Его ждали – молодого амбициозного политика, недавно сменившего легионерский мундир на тогу сенатора и уже набравшего заметный вес в своем клане, комиции по науке и совете Семей. Конечно, ждали, и на веранде был накрыт легкий завтрак, а хозяйка виллы в деталях подготовила доклад о лелеемом проекте, который он мог бы поддержать.
– Это все очень любопытно. Но где же сами объекты? Я хотел бы взглянуть.
– В саду.
В тени на защищенной куполом открытой веранде казалось, что до оглушающей полуденной жары еще далеко, но ступив за пределы систем климат-контроля Гай Августин окунулся в горячий сухой воздух. Стало слышно, как трава звенит от кузнечиков, над цветущим олеандром и гибискусом гудят пчелы. Узкие кипарисы, как стражи, отгораживали сад. Ухоженные дорожки, подстриженные кусты, идеальные геометрические клумбы. Он машинально поискал глазами какие-нибудь качели или лазилки, не нашел, и чуть не споткнулся о тихого ребенка лет трех, сидевшего прямо на песчаной дорожке.

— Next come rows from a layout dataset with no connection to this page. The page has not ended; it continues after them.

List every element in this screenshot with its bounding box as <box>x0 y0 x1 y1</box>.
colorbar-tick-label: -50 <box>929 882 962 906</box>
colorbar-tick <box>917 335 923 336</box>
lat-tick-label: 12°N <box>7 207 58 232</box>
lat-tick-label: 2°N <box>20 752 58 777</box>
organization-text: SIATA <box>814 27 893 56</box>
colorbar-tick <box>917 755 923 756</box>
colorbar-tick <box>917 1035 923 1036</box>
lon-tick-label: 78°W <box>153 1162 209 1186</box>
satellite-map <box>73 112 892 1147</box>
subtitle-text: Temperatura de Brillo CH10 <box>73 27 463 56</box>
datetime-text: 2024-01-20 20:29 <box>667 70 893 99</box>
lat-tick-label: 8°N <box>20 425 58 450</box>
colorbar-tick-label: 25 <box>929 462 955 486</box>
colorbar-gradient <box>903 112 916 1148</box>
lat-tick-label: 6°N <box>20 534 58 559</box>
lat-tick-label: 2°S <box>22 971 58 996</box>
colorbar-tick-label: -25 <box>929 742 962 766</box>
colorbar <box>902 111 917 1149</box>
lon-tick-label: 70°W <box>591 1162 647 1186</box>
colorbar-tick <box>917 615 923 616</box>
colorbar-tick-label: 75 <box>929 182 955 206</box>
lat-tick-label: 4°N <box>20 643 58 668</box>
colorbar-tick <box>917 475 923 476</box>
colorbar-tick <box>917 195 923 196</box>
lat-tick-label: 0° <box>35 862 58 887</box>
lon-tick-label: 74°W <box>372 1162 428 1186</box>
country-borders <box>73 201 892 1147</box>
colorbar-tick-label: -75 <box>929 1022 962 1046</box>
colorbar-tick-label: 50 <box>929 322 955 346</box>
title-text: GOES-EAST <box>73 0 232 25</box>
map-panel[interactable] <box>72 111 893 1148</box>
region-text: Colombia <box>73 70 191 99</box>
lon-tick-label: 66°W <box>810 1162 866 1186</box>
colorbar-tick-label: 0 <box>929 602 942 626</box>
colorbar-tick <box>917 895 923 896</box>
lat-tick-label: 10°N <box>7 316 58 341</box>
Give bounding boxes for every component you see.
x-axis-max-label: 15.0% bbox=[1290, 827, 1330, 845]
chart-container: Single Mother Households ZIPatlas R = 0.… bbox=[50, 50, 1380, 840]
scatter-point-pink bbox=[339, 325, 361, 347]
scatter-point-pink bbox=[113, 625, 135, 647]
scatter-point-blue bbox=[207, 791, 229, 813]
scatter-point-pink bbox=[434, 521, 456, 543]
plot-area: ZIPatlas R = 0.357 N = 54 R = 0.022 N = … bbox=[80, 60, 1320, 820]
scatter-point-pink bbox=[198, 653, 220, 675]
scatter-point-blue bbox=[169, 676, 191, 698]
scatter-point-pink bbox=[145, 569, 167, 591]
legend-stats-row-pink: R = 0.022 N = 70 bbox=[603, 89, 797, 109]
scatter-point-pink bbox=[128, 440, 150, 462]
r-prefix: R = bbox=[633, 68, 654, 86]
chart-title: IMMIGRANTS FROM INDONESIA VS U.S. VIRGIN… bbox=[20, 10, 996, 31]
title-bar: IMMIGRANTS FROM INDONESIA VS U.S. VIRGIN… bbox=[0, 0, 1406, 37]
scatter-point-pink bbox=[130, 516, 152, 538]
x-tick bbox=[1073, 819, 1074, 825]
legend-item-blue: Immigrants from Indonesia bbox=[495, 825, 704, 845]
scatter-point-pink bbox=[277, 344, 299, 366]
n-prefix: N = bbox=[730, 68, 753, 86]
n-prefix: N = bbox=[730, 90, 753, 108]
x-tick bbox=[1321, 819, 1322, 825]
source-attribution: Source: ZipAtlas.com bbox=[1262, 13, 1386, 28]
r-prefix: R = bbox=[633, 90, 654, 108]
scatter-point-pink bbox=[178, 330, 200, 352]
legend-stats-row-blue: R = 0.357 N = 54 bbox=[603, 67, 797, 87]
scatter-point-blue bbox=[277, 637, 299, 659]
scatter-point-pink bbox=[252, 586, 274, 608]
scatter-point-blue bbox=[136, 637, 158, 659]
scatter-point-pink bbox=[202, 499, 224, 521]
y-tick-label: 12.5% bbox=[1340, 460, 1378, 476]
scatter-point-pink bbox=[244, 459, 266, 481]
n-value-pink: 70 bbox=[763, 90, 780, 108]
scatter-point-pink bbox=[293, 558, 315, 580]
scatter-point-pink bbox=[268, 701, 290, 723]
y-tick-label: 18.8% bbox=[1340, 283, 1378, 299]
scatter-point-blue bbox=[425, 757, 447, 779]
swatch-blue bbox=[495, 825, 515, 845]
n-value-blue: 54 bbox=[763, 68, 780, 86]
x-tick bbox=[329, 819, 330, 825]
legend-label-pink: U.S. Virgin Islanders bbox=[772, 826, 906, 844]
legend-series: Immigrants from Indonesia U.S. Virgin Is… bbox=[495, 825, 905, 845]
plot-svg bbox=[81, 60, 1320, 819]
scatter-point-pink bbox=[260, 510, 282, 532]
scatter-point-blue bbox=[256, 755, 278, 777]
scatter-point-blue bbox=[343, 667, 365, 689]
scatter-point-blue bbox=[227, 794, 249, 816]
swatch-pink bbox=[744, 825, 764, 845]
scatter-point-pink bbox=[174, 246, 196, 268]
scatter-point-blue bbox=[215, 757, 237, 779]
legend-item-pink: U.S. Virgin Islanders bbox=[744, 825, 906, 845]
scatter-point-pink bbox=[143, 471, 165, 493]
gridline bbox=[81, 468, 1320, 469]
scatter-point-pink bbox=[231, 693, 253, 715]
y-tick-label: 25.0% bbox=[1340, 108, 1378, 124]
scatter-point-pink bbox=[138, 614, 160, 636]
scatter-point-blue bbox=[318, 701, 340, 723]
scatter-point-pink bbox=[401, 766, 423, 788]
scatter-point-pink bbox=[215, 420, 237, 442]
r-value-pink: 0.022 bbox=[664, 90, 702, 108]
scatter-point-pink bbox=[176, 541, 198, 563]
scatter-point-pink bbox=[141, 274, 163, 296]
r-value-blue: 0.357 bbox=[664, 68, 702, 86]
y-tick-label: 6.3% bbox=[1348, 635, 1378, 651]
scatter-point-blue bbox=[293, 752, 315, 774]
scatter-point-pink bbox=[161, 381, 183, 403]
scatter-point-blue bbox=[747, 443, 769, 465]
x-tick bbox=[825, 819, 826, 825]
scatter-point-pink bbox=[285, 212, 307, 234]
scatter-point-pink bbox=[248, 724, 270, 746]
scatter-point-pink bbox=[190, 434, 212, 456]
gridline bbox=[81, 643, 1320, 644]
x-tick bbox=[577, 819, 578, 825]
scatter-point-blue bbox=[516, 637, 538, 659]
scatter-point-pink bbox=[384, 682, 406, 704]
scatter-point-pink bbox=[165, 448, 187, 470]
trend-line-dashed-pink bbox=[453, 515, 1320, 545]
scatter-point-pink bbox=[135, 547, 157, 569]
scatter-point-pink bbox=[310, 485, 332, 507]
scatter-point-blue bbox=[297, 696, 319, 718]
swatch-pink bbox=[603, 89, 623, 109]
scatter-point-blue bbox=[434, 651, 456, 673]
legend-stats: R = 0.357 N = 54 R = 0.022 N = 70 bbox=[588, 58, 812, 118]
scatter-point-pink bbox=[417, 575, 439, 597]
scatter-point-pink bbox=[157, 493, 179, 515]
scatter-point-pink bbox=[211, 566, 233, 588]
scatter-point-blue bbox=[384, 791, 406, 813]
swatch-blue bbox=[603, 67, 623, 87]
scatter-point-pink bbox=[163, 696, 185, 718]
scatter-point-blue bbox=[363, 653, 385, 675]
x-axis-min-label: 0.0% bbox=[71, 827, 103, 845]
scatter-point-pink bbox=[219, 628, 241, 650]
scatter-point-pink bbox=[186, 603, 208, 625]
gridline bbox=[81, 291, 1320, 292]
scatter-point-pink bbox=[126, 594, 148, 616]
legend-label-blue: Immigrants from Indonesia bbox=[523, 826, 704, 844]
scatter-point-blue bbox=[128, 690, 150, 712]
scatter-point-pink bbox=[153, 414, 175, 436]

– Вы наступили на Юлиана Горация Флавия, – ровно сказала девочка, снизу вверх взглянув на взрослого сквозь выгоревшие пряди.
Гай пригляделся. Поперек садовой дорожки пролегала оживленная муравьиная трасса. Одни листорезы тащили на спинках добычу, другие суетились порожняком. Рядом в траве хромал какой-то жук с красивым металлическим отливом.
– Юлиан Гораций – бронзовка? – осторожно спросил Гай.
Девочка молча протянула загорелую, еще со следами младенческой пухлости, ручку к его ботинку, подобрала в ладонь какое-то вяло шевелящееся долгоногое, встала и отнесла потерпевшее насекомое к кустам глицинии в пышных сиреневых метелках; замерла, потом быстро сунула ладонь куда-то вглубь соцветий и вернулась к дорожке.
– Прости, что наступил на него. Там у тебя что, больница?
– Там умиралка, – девочка опять уставилась на мужчину, щурясь, но и не думая убирать с лица волосы. – Бронзовку зовут Конрад, его так просто не раздавить. Но мои муравьи могут его съесть, если захочу.
Она отряхнула песок с трусов, единственного своего предмета одежды, и снова села в пыль. Муравьи все так же тащили листья. Гай опустился на корточки, от земли дохнуло жаром. Как только ребенок выдерживает эту погоду, еще и с непокрытой головой.
– А вы – Гай Августин Тарквиний. Хорошее чутье. Широкие возможности. Большое будущее. Всегда выбираете выгодные решения.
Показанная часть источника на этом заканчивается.